The results were unambiguous. Transduction of arterial pressure into sensory afferent information was completely normal in the obese Zucker rats, whereas the ability of baroreceptor-derived sensory input entering the brain to cause sympathoinhibition was significantly attenuated. The first outcome is a bit surprising. Both obesity and hypertension lead to reduced compliance of large arteries and therefore would be expected to limit pressure-induced distension of the arterial wall where baroreceptor sensory endings are located. This mechanism, while not operating in the rats studied here, could contribute to baroreflex dysfunction later in life as arterial structural changes become more prominent.

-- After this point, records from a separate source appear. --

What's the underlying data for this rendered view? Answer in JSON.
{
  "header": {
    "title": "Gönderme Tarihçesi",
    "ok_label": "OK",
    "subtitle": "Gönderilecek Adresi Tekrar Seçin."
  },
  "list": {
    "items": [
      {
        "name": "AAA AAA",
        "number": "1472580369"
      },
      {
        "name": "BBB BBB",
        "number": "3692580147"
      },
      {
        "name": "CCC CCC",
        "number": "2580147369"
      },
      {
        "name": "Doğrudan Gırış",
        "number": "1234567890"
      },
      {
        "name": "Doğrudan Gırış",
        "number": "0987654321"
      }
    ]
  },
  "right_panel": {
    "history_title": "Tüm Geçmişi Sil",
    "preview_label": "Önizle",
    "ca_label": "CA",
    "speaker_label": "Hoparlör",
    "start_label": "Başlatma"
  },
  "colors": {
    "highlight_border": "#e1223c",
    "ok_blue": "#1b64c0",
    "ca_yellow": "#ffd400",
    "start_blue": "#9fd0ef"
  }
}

While the results clearly point to impaired processing of baroreceptor inputs by the brain as a cause for baroreflex dysfunction in obese rats, the data shed little light on the specific mechanism(s) responsible. However, the authors discuss some very reasonable possibilities. Fortunately, we know a great deal about the organization, function and neurochemistry of brain pathways subserving the baroreflex. This will allow the authors and others to design additional detailed experiments to test specific hypotheses about how obesity affects baroreflex function.
The paper encourages additional interesting questions about the relationships between obesity, SNA and hypertension. First, the authors showed that SNA is increased to the splanchnic region in Zucker rats. This appears to make sense given the close link between visceral adiposity and SNA. However, hepatomesenteric SNA was reported to be normal in obese normotensive humans, whereas renal and muscle SNA is increased (Davy & Orr, 2009). It seems important now to determine if splanchnic SNA is elevated in obese hypertensive humans. Second, the long-term impact of baroreflexes on SNA has been rightly questioned based on evidence that baroreflexes ‘reset’ in response to sustained changes in blood pressure. However, recent findings show that chronic, direct activation of the carotid baroreflex with an implantable device produces well-maintained reductions in SNA and blood pressure in human hypertensives (Heusser et al. 2010). Similar findings were reported in obesity-related hypertension in dogs (Lohmeier et al. 2007). We may have been too hasty in discounting the baroreflex as an important factor in the long-term regulation of SNA and blood pressure.